轉載地址:http://blog.csdn.net/gavinr/article/details/7162369
live555支持mpeg4的ES(Elemental Stream)流,相關類爲MPEGVideoStreamFramer、MPEG4ESVideoRTPSink。我想擴展其對avi格式的支持,將avi中的MPEG4數據包解析出來後,交給MPEGVideoStreamFramer進行處理。後來發現,這樣根本不行。問題在於,MPEGVideoStreamFramer處理的是嚴格的MPEG4 ES流。
先簡單的說明一下MPEG4的ES流:
MPEG4 Elemental stream 組成如下:
VOS->VO->VOL->GOV(可選)->VOP
VOS 視覺對像序列
VO 視覺對像
VOL 視覺對對象層
GOV 視覺對象平面組(VOP組)
VOP 視覺對象平面
緊跟着VOP開始的,有一個2bit 的標誌,用來表示這個Frame到底是一個 I Frame,P Frame,B Frame抑或是S Frame(GMS-VOP)
標誌如下:
00: I Frame
01: P Frame
10: B Frame
11: S Frame
起始符及結束符定義如下:
- #define VISUAL_OBJECT_SEQUENCE_START_CODE 0x000001B0
- #define VISUAL_OBJECT_SEQUENCE_END_CODE 0x000001B1
- #define GROUP_VOP_START_CODE 0x000001B3
- #define VISUAL_OBJECT_START_CODE 0x000001B5
- #define VOP_START_CODE 0x000001B6
用二進制方式打開avi文件,發現只存在vop開始符,說明只存在VOP層次,而不是嚴格的ES流。可以認爲一個VOP對應着一個幀。
後來發現,live555中實現了另一個類,MPEG4VideoStreamDiscreteFramer, 繼承自MPEG4VideoStreamFramer。它可以處理VOS,也可以處理一個個的BOV及VOP,正好可以滿足需求。

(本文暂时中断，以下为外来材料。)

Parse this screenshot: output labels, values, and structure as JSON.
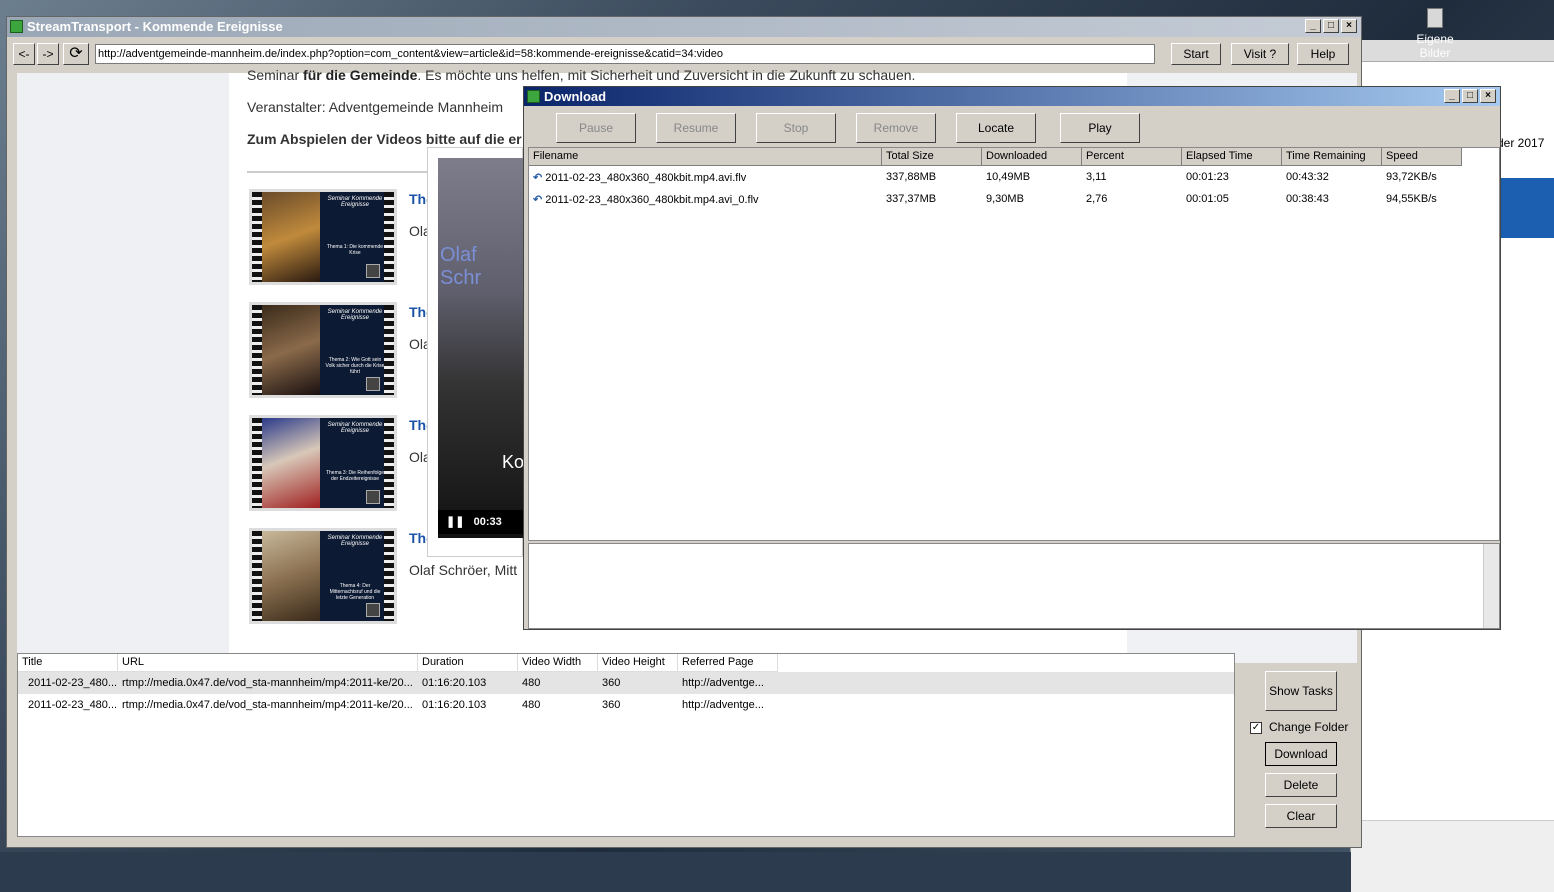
{
  "desktop": {
    "icon_label": "Eigene Bilder",
    "bg_text": "der 2017"
  },
  "main": {
    "title": "StreamTransport - Kommende Ereignisse",
    "back_label": "<-",
    "fwd_label": "->",
    "url": "http://adventgemeinde-mannheim.de/index.php?option=com_content&view=article&id=58:kommende-ereignisse&catid=34:video",
    "start_label": "Start",
    "visit_label": "Visit ?",
    "help_label": "Help"
  },
  "web": {
    "line1_pre": "Seminar ",
    "line1_bold": "für die Gemeinde",
    "line1_post": ". Es möchte uns helfen, mit Sicherheit und Zuversicht  in die Zukunft zu schauen.",
    "organizer": "Veranstalter: Adventgemeinde Mannheim",
    "play_hint": "Zum Abspielen der Videos bitte auf die er",
    "videos": [
      {
        "title": "The",
        "sub": "Ola",
        "thumb_head": "Seminar Kommende Ereignisse",
        "thumb_topic": "Thema 1: Die kommende Krise"
      },
      {
        "title": "The",
        "sub": "Ola",
        "thumb_head": "Seminar Kommende Ereignisse",
        "thumb_topic": "Thema 2: Wie Gott sein Volk sicher durch die Krise führt"
      },
      {
        "title": "The",
        "sub": "Ola",
        "thumb_head": "Seminar Kommende Ereignisse",
        "thumb_topic": "Thema 3: Die Reihenfolge der Endzeitereignisse"
      },
      {
        "title": "The",
        "sub": "Olaf Schröer, Mitt",
        "thumb_head": "Seminar Kommende Ereignisse",
        "thumb_topic": "Thema 4: Der Mitternachtsruf und die letzte Generation"
      }
    ],
    "player": {
      "name": "Olaf Schr",
      "overlay": "Ko",
      "time": "00:33"
    }
  },
  "download": {
    "title": "Download",
    "buttons": {
      "pause": "Pause",
      "resume": "Resume",
      "stop": "Stop",
      "remove": "Remove",
      "locate": "Locate",
      "play": "Play"
    },
    "columns": [
      "Filename",
      "Total Size",
      "Downloaded",
      "Percent",
      "Elapsed Time",
      "Time Remaining",
      "Speed"
    ],
    "rows": [
      [
        "2011-02-23_480x360_480kbit.mp4.avi.flv",
        "337,88MB",
        "10,49MB",
        "3,11",
        "00:01:23",
        "00:43:32",
        "93,72KB/s"
      ],
      [
        "2011-02-23_480x360_480kbit.mp4.avi_0.flv",
        "337,37MB",
        "9,30MB",
        "2,76",
        "00:01:05",
        "00:38:43",
        "94,55KB/s"
      ]
    ]
  },
  "list": {
    "columns": [
      "Title",
      "URL",
      "Duration",
      "Video Width",
      "Video Height",
      "Referred Page"
    ],
    "rows": [
      [
        "2011-02-23_480...",
        "rtmp://media.0x47.de/vod_sta-mannheim/mp4:2011-ke/20...",
        "01:16:20.103",
        "480",
        "360",
        "http://adventge..."
      ],
      [
        "2011-02-23_480...",
        "rtmp://media.0x47.de/vod_sta-mannheim/mp4:2011-ke/20...",
        "01:16:20.103",
        "480",
        "360",
        "http://adventge..."
      ]
    ]
  },
  "side": {
    "show_tasks": "Show Tasks",
    "change_folder": "Change Folder",
    "change_folder_checked": true,
    "download": "Download",
    "delete": "Delete",
    "clear": "Clear"
  }
}
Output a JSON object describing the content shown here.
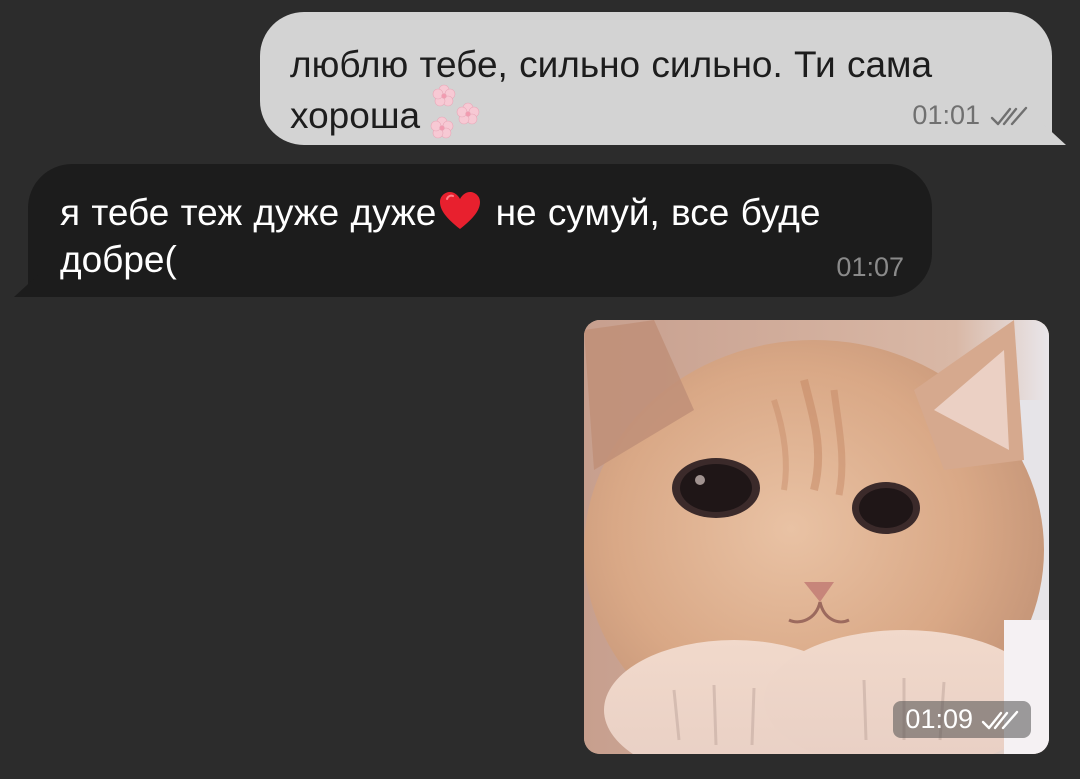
{
  "chat": {
    "messages": [
      {
        "direction": "outgoing",
        "text": "люблю тебе, сильно сильно. Ти сама хороша",
        "emoji": "cherry-blossom-flowers",
        "time": "01:01",
        "status": "read"
      },
      {
        "direction": "incoming",
        "text_part1": "я тебе теж дуже дуже",
        "emoji": "red-heart",
        "text_part2": " не сумуй, все буде добре(",
        "time": "01:07"
      },
      {
        "direction": "outgoing",
        "type": "photo",
        "subject": "kitten",
        "time": "01:09",
        "status": "read"
      }
    ]
  },
  "colors": {
    "background": "#2c2c2c",
    "outgoing_bubble": "#d3d3d3",
    "incoming_bubble": "#1c1c1c"
  }
}
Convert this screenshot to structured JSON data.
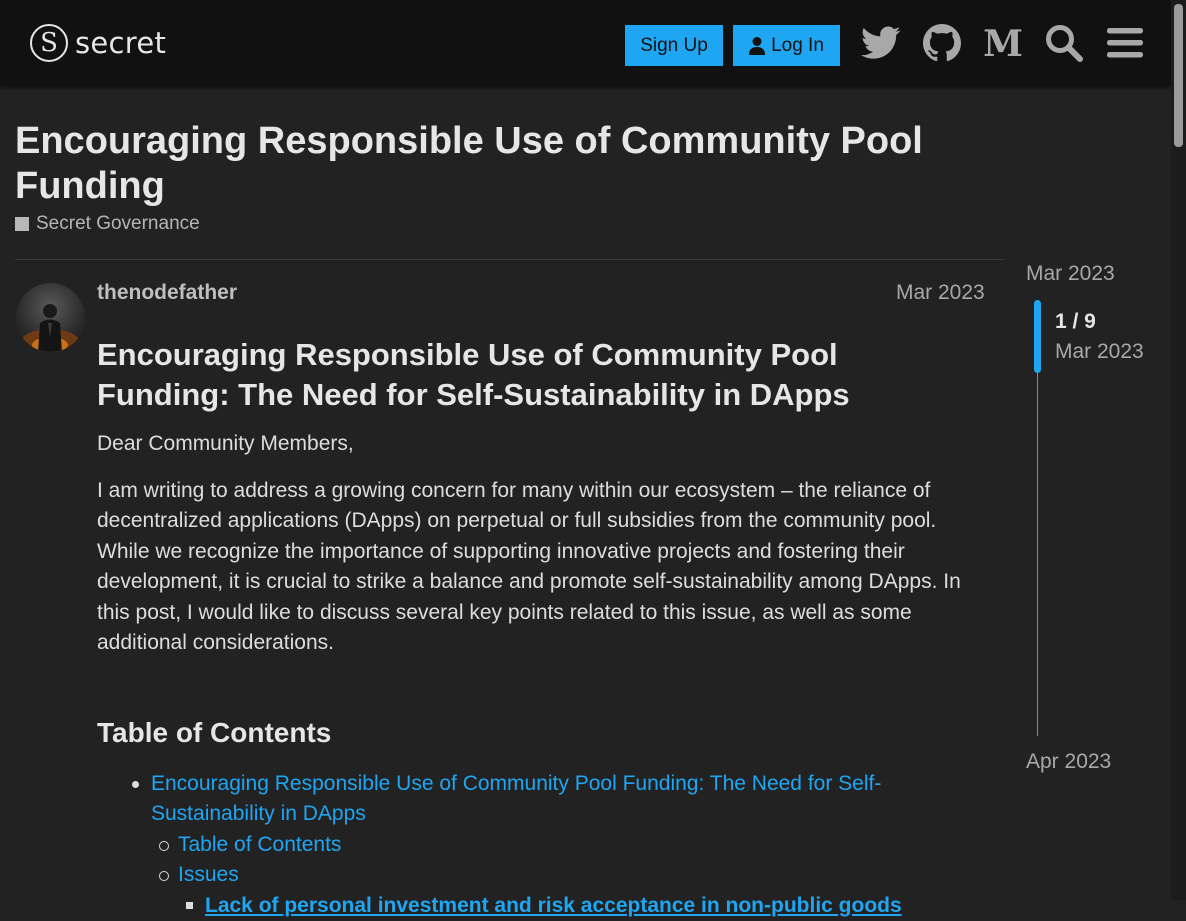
{
  "header": {
    "logo_text": "secret",
    "signup_label": "Sign Up",
    "login_label": "Log In",
    "icons": [
      "twitter-icon",
      "github-icon",
      "medium-icon",
      "search-icon",
      "menu-icon"
    ]
  },
  "topic": {
    "title": "Encouraging Responsible Use of Community Pool Funding",
    "category": "Secret Governance"
  },
  "post": {
    "username": "thenodefather",
    "date": "Mar 2023",
    "heading": "Encouraging Responsible Use of Community Pool Funding: The Need for Self-Sustainability in DApps",
    "greeting": "Dear Community Members,",
    "intro": "I am writing to address a growing concern for many within our ecosystem – the reliance of decentralized applications (DApps) on perpetual or full subsidies from the community pool. While we recognize the importance of supporting innovative projects and fostering their development, it is crucial to strike a balance and promote self-sustainability among DApps. In this post, I would like to discuss several key points related to this issue, as well as some additional considerations.",
    "toc_heading": "Table of Contents",
    "toc": [
      "Encouraging Responsible Use of Community Pool Funding: The Need for Self-Sustainability in DApps",
      "Table of Contents",
      "Issues",
      "Lack of personal investment and risk acceptance in non-public goods"
    ]
  },
  "timeline": {
    "start": "Mar 2023",
    "count": "1 / 9",
    "current_date": "Mar 2023",
    "end": "Apr 2023"
  },
  "colors": {
    "accent": "#1fa6f3",
    "background": "#222222",
    "header_bg": "#111111"
  }
}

看一下MPEG4VideoStreamDiscreteFramer對MPEG4數據的處理
- void MPEG4VideoStreamDiscreteFramer
- ::afterGettingFrame1(unsigned frameSize, unsigned numTruncatedBytes,
- struct timeval presentationTime,
- unsigned durationInMicroseconds) {
- // Check that the first 4 bytes are a system code:
- if (frameSize >= 4 && fTo[0] == 0 && fTo[1] == 0 && fTo[2] == 1) {
- fPictureEndMarker = True; // Assume that we have a complete 'picture' here
- unsigned i = 3;
- //
- //視覺對象序列,按照完整的MPEG4 Elemental Stream進行解析
- //
- if (fTo[i] == 0xB0) { // VISUAL_OBJECT_SEQUENCE_START_CODE
- // The next byte is the "profile_and_level_indication":
- if (frameSize >= 5) fProfileAndLevelIndication = fTo[4];
- // The start of this frame - up to the first GROUP_VOP_START_CODE
- // or VOP_START_CODE - is stream configuration information. Save this:
- for (i = 7; i < frameSize; ++i) {
- if ((fTo[i] == 0xB3 /*GROUP_VOP_START_CODE*/ ||
- fTo[i] == 0xB6 /*VOP_START_CODE*/)
- && fTo[i-1] == 1 && fTo[i-2] == 0 && fTo[i-3] == 0) {
- break; // The configuration information ends here
- }
- }
- fNumConfigBytes = i < frameSize ? i-3 : frameSize;
- delete[] fConfigBytes; fConfigBytes = new unsigned char[fNumConfigBytes];
- for (unsigned j = 0; j < fNumConfigBytes; ++j) fConfigBytes[j] = fTo[j];
- // This information (should) also contain a VOL header, which we need
- // to analyze, to get "vop_time_increment_resolution" (which we need
- // - along with "vop_time_increment" - in order to generate accurate
- // presentation times for "B" frames).
- analyzeVOLHeader();
- }
- if (i < frameSize) {
- u_int8_t nextCode = fTo[i];
- //
- //VOP組
- //
- if (nextCode == 0xB3 /*GROUP_VOP_START_CODE*/) {
- // Skip to the following VOP_START_CODE (if any):
- for (i += 4; i < frameSize; ++i) {
- if (fTo[i] == 0xB6 /*VOP_START_CODE*/
- && fTo[i-1] == 1 && fTo[i-2] == 0 && fTo[i-3] == 0) {
- nextCode = fTo[i];
- break;
- }
- }
- }
- //
- //視覺對象平面
- //
- if (nextCode == 0xB6 /*VOP_START_CODE*/ && i+5 < frameSize) {
- ++i;
- // Get the "vop_coding_type" from the next byte:
- u_int8_t nextByte = fTo[i++];
- u_int8_t vop_coding_type = nextByte>>6; //VOP開始符後的2bit,表示幀類型I/P/B/S
- // Next, get the "modulo_time_base" by counting the '1' bits that
- // follow. We look at the next 32-bits only.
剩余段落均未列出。